After talking about her lifestyle, Jane and her doctor reviewed her blood work. Her liver and kidney function were normal (good news), but her blood count was low—with a hemoglobin of nine. He assessed all the information and agreed that a stomach scope was definitely a good idea.

The results: Jane’s colon was mostly clean, again showing one small polyp, but her stomach had a small ulcer, plus areas of thinning lining. A biopsy was done after the procedure, and the results showed Jane had early gastric cancer.

Spectrum Health Cancer Center doctor was able to remove the entire cancer through the scope in an outpatient surgery. Fortunately, Jane did not need to have her stomach removed or have chemotherapy, and she went on to recover fully.

She used her recovery time to make a new health plan for herself from the tactics she’d learned along the way.

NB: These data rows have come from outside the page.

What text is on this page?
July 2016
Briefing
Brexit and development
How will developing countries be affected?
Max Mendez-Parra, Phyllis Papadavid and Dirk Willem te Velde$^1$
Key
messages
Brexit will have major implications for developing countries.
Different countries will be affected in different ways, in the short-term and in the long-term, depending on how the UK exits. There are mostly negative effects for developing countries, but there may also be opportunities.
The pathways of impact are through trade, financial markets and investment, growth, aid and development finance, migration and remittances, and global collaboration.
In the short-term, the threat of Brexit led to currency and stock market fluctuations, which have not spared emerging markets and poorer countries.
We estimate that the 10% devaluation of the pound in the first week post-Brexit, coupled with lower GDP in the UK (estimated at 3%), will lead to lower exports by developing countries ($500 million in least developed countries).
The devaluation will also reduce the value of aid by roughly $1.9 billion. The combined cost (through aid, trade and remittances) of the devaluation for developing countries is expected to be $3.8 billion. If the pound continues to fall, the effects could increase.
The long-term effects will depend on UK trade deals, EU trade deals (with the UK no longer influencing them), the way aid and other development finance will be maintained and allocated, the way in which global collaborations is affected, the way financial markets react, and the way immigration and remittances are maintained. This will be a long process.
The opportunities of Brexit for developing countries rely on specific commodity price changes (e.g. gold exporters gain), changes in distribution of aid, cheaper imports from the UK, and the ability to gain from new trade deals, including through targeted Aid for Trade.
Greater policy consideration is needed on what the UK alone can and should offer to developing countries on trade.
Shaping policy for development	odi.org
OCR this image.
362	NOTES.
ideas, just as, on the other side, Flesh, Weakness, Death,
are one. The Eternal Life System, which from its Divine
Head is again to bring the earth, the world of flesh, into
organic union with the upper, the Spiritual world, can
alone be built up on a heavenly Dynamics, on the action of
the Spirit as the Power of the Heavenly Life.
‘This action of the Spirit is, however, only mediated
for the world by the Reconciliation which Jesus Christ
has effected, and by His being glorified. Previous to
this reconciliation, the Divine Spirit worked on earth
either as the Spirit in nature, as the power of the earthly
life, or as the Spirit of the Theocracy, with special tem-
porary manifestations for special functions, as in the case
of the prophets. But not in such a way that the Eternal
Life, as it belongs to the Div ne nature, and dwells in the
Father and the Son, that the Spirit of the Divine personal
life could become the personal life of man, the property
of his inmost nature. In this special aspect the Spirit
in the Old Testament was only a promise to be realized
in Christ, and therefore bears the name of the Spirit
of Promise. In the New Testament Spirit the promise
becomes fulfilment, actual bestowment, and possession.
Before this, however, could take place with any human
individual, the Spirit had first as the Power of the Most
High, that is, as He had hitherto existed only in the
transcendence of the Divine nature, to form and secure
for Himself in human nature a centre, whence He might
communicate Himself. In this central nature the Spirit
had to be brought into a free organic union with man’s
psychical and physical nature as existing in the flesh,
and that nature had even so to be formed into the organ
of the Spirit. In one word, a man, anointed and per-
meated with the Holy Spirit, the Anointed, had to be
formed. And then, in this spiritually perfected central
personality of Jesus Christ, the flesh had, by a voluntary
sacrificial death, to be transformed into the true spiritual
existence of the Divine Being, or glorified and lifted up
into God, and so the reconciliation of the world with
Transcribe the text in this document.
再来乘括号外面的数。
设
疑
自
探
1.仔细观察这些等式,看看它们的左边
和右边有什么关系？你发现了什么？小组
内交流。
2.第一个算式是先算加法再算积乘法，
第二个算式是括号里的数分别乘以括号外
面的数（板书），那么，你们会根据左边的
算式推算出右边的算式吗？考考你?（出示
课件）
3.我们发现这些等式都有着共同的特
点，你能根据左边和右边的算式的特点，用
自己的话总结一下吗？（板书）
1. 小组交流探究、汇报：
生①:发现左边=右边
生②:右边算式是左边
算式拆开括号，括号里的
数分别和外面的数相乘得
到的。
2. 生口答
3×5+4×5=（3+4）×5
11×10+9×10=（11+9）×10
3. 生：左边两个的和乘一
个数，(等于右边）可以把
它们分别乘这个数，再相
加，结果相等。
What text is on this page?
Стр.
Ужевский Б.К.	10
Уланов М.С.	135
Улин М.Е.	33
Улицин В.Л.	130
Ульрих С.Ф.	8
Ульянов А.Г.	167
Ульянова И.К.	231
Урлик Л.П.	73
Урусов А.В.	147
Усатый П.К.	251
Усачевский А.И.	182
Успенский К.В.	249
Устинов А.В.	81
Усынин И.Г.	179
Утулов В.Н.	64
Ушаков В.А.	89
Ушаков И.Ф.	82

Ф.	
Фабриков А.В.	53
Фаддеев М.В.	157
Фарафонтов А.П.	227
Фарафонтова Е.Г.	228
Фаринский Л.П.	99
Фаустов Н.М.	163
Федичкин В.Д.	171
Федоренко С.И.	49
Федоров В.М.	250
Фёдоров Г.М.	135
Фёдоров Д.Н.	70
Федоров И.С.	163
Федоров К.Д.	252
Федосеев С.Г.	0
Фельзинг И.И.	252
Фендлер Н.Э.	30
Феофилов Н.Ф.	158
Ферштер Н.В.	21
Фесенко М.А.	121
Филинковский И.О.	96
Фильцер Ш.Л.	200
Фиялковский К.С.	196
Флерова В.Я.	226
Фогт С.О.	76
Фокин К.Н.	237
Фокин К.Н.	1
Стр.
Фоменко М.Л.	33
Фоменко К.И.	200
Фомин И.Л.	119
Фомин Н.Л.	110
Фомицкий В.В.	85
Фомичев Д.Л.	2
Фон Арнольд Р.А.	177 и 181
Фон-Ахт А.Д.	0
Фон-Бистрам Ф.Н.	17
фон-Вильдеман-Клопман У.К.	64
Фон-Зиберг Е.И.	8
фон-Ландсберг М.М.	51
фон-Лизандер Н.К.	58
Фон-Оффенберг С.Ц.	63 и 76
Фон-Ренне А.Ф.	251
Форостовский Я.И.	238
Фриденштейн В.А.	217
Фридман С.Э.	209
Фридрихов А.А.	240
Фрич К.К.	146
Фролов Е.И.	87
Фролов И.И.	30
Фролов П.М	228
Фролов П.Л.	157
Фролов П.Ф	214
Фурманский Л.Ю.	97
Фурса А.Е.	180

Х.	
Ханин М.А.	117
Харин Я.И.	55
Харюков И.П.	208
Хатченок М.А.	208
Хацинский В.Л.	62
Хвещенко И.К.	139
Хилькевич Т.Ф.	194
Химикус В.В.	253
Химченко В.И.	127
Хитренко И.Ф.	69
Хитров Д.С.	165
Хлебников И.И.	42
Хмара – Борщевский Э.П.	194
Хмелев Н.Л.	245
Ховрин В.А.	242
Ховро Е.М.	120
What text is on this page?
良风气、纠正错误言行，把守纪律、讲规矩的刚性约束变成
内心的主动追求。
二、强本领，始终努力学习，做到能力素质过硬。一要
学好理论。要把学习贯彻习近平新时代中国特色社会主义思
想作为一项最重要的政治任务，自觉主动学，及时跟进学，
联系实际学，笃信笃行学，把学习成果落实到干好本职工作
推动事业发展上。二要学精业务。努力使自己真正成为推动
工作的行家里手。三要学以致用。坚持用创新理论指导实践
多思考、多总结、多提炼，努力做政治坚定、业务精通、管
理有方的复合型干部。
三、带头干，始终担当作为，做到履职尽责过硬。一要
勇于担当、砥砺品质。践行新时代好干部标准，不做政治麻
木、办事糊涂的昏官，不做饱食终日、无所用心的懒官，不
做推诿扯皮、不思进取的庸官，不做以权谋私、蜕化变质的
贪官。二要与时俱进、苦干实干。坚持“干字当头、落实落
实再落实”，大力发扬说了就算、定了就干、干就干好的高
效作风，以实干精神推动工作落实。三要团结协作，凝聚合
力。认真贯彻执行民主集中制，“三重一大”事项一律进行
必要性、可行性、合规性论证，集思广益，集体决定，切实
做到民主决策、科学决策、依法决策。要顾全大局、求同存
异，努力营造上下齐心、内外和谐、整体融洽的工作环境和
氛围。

Here’s what Jane learned and what you need to know about stomach cancer prevention:

  • Get diagnosed early. Tell your doctor about recurring symptoms such as upper belly pain, food intolerance, loss of appetite, sudden loss of weight, nausea and fatigue that doesn’t make sense.
  • Reduce salt in your diet. Add other healthy seasonings to reduce the amount of salt you eat each day. Garlic, oregano, basil and low-salt seasoning mixes are good choices.
  • Limit nitrates to two servings per week. Processed meats such as bacon, hot dogs, cured lunch meats and salami are all high in nitrates. Instead, look for brands without nitrates.
  • Lose weight if needed. A healthy weight is key and a Body Mass Index (BMI) of 25 or less is optimal.
  • Eat five servings of fruits and veggies every day. This means fresh, not canned with added salt. Frozen vegetables are fine (my kids love frozen peas), and roasted veggies like broccoli and cauliflower are excellent choices.
  • Add vitamin C to your diet. Orange juice has lots of vitamin C, but other healthy options include kiwi, papaya, strawberries and tomatoes.
  • Talk to your doctor early if you are in a high-risk category. Don’t wait! If you immigrated to the U.S. later in life, and you are from high-risk areas such as Japan, Korea, Taiwan, China, Vietnam, Venezuela or Chile, discuss an early scope with your doctor.